Vol 7. Issue 18 / June 4, 2007

Study Reveals Process Linking Disordered Protein Folding and Binding

By Eric Sauter

A group of scientists at The Scripps Research Institute and the Skaggs Institute for Chemical Biology have uncovered one of the processes by which disordered or unstructured proteins become bound to specific cellular sites. The findings offer valuable insights into how proteins carry out their genetically encoded functions, and may provide promising new targets for future drug development. 

The study was published May 23, 2007, in an advance online edition of the journal Nature.

"Our study offers the first solid glimpse into the process that links folding and target site binding by an intrinsically unstructured protein," said Peter Wright, chair of the Scripps Research Department of Molecular Biology, who led the research. "By applying advanced nuclear magnetic resonance (NMR) technology, we were able to show how disordered proteins recognize their targets and bind to them. As a result, we now know that the old dogma—that a defined protein structure equals protein function—is no longer the rule. A substantial number of proteins have large unstructured regions that are deeply involved in protein to protein interactions."
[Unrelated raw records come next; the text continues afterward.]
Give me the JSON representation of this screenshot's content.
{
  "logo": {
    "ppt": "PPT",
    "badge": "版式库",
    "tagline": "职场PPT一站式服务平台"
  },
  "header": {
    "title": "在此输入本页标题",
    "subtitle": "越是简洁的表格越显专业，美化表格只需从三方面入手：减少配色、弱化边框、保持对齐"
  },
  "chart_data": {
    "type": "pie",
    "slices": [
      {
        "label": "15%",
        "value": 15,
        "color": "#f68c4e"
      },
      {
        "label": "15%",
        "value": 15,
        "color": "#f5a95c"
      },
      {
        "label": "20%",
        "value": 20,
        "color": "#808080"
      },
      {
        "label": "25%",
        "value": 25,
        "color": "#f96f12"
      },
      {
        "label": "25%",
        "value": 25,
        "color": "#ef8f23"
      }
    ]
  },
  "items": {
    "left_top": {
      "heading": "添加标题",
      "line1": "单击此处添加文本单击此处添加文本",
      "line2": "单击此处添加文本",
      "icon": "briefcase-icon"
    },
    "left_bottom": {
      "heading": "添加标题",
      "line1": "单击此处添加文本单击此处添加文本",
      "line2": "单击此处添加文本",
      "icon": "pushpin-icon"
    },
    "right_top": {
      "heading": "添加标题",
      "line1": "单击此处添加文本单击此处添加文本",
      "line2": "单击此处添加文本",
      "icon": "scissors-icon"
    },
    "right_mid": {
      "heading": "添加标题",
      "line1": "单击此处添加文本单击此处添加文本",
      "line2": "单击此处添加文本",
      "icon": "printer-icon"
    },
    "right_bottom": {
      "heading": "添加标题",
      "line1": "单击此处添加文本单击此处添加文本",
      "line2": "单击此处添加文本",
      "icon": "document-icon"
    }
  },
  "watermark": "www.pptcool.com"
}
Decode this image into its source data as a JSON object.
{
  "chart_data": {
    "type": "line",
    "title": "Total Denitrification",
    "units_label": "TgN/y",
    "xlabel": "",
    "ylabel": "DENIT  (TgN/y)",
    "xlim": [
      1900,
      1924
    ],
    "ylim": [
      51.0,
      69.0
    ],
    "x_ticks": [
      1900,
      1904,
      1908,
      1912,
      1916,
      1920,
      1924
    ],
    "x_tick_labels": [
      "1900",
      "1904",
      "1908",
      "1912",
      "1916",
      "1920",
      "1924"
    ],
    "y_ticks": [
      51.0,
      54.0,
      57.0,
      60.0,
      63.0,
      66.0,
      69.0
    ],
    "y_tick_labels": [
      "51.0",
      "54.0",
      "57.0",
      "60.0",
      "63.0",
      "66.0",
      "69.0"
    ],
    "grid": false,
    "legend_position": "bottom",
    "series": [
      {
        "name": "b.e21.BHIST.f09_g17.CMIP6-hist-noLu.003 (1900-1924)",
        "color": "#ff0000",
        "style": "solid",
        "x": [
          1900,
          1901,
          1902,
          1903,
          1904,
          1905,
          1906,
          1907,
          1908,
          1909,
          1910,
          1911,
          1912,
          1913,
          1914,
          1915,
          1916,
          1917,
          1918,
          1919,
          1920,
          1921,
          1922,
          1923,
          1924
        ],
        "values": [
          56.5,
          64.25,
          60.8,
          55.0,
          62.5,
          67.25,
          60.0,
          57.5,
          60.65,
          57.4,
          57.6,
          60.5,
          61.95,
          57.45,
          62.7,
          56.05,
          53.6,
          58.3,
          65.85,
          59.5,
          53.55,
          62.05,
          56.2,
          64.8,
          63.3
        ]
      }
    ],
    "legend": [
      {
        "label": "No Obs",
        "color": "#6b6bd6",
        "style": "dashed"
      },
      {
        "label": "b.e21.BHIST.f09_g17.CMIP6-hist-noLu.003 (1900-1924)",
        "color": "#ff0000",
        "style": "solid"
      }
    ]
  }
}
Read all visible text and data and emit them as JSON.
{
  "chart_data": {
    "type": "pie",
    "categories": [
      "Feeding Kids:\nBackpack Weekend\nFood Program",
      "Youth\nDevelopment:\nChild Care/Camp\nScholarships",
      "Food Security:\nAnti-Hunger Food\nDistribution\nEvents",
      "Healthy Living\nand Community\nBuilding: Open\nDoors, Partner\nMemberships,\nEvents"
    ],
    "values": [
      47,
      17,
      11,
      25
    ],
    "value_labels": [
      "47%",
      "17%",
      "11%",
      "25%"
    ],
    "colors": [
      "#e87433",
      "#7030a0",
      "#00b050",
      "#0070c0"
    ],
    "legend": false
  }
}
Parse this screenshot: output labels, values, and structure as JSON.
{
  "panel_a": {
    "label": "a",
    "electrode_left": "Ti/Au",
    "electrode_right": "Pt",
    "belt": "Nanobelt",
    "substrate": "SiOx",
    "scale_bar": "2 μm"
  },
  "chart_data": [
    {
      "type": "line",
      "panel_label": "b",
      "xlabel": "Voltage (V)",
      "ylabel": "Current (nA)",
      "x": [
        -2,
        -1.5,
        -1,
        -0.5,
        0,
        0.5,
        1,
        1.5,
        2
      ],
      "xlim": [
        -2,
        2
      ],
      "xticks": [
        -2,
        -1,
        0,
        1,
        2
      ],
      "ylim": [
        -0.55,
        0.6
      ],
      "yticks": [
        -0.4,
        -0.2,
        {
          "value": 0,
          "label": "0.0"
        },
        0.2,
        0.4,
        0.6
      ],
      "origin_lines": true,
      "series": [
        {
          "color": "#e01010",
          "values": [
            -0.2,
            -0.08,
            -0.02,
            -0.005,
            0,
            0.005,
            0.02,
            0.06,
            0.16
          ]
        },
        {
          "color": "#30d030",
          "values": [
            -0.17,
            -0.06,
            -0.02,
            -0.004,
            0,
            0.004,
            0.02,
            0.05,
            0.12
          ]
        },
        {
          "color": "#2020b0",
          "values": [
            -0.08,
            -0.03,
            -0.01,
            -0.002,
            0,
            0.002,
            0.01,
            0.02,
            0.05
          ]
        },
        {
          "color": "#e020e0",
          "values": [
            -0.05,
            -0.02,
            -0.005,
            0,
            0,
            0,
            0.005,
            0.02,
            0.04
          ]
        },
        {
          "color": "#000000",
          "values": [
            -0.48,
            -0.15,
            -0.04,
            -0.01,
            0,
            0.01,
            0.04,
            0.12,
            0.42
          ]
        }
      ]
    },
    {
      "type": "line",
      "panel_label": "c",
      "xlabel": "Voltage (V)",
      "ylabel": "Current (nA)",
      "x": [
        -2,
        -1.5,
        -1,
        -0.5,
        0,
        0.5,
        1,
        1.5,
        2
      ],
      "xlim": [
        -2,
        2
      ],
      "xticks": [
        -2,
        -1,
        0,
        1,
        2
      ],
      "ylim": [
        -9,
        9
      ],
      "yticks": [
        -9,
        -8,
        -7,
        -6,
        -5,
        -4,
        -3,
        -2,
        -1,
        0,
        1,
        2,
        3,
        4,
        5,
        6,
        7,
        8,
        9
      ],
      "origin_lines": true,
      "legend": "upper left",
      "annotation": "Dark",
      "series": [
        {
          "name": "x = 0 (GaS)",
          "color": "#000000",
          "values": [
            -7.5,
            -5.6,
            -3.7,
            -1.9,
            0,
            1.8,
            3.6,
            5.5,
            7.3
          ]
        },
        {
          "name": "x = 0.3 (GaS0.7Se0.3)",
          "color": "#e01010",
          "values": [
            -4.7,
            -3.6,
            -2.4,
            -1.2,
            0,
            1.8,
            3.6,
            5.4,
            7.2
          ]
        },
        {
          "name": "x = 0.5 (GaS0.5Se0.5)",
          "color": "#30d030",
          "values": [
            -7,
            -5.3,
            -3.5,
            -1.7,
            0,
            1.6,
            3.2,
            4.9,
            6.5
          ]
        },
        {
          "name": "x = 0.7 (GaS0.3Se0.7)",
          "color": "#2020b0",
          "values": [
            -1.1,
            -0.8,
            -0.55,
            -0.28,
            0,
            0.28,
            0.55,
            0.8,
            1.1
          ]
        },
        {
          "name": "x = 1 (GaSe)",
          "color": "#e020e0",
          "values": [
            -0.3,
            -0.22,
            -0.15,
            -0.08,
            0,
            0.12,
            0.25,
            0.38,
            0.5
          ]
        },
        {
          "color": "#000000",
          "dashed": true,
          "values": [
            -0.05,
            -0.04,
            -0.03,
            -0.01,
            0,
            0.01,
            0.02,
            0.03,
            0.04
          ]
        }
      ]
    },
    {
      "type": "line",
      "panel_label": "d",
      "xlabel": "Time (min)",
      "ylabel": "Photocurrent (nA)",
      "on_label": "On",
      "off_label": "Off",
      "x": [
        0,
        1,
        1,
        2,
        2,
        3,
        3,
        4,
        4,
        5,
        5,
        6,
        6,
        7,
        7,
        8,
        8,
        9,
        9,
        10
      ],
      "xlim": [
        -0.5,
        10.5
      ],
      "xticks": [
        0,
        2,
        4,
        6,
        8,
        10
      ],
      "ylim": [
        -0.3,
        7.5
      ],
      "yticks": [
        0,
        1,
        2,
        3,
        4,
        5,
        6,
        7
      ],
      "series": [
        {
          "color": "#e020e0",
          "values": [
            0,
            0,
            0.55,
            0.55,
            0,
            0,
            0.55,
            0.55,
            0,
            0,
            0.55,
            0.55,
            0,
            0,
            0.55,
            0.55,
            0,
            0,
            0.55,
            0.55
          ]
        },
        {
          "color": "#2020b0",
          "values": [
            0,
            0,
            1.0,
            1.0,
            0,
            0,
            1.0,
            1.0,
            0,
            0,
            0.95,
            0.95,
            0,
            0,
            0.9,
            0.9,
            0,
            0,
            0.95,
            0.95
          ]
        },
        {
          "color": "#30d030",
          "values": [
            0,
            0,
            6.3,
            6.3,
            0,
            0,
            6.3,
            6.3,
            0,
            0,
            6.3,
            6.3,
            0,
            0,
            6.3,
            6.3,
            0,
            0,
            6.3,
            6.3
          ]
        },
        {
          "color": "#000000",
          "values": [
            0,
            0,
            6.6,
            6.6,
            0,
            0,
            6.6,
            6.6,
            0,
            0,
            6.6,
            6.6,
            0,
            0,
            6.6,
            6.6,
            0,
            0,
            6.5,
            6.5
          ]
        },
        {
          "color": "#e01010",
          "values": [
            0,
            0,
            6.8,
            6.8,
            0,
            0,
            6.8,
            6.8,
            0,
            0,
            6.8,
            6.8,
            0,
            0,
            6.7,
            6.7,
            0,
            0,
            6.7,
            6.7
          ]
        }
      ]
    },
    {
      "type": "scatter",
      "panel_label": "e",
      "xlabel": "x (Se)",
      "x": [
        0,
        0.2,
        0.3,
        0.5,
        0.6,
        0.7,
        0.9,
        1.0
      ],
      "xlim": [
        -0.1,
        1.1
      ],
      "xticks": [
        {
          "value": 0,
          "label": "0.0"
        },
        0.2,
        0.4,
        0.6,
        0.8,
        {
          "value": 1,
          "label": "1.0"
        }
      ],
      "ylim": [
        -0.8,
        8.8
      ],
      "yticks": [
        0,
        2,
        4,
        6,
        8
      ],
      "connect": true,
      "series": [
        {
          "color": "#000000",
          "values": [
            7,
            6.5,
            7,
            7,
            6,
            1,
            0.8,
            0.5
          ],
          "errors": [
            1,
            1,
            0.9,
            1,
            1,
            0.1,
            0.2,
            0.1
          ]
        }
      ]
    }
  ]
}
Intrinsically disordered proteins have long stretches of amino acids that are not held together in a single stable structure, as many of the more familiar proteins are. Because many possible structures are available to these proteins, they are capable of a wide range of functions, for which they may take up quite different structures. Proteins involved in signaling, transcriptional regulation, and cell-cycle regulation frequently contain such intrinsically unstructured regions. However, many of these same proteins are also involved in diseases like cancer or protein folding disorders such as Parkinson's or Alzheimer's diseases. One recent estimate suggests that as many as 30 percent of all human proteins are intrinsically disordered.

The study showed that the phosphorylated kinase inducible activation domain of the transcription factor CREB, a protein involved in the activation of target genes, forms an ensemble of transient interactions on binding to the KIX domain of the CREB protein. This behavior, the study said, suggests a transient state in which the two molecules are held together by rapidly changing interactions as they search for the right contacts to reach a fully bound and stable state. These transient complexes evolve by way of an intermediate phase to the fully bound state without breaking loose from KIX. In this intermediate or transient state, the activation domain is only partially folded, and completes the process in the final bound state.

For a number of important eukaryotic proteins, folding and binding are closely linked processes. These proteins can move from a disordered or unfolded state into a folded or ordered structure (folded proteins are described as being in their native state) only after binding to their cellular targets. Although poorly understood, it has been suggested that the mechanism that links folding to binding may be enhanced by what has been described as a 'fly-casting' effect—the disordered protein binds weakly and non-specifically to its target and begins folding only as it approaches the specific binding site. This is precisely what the new study found.

"These disordered regions go through a number of very non-specific interactions with non-specific targets—the 'fly casting', proposed by Dr. Peter Wolynes of UCSD [the University of California, San Diego]," Wright said. "When you cast your fly widely over the river, you cover a lot of surface area and eventually the fish will bite. In this case, it's the fish that reels you in. The disordered protein thrashes about, finds the right target, and the target—the specific binding site—draws the protein to it."

"The primary target of modern drug design is protein-protein interaction," said Professor Jane Dyson, a Scripps Research scientist who collaborated on the study, "but there are very few drugs that can inhibit these interactions specifically. Disordered proteins might provide an attractive new target for small molecules that could compete with the binding and folding process we've uncovered."

"By studying additional disordered protein complexes, we may be able to firmly establish whether or not this process of coupled folding and binding is common to all eukaryotic proteins," Dyson added, "or if alternative mechanisms, such as conformational or shape selection, may also play a significant role."

Kenji Sugase of The Skaggs Institute for Chemical Biology and the Scripps Research Institute and the Suntory Institute for Bioorganic Research (Japan) also contributed to the study, Mechanism of Coupled Folding and Binding of an Intrinsically Disordered Protein.

The study was supported by the National Institutes of Health and the Skaggs Institute for Chemical Biology.

 

Send comments to: mikaono[at]scripps.edu

 

 

 

 

"By applying advanced nuclear magnetic resonance (NMR) technology, we were able to show how disordered proteins recognize their targets and bind to them," says Molecular Biology Chair Peter Wright, shown here with one of the Nature paper co-authors Professor Jane Dyson.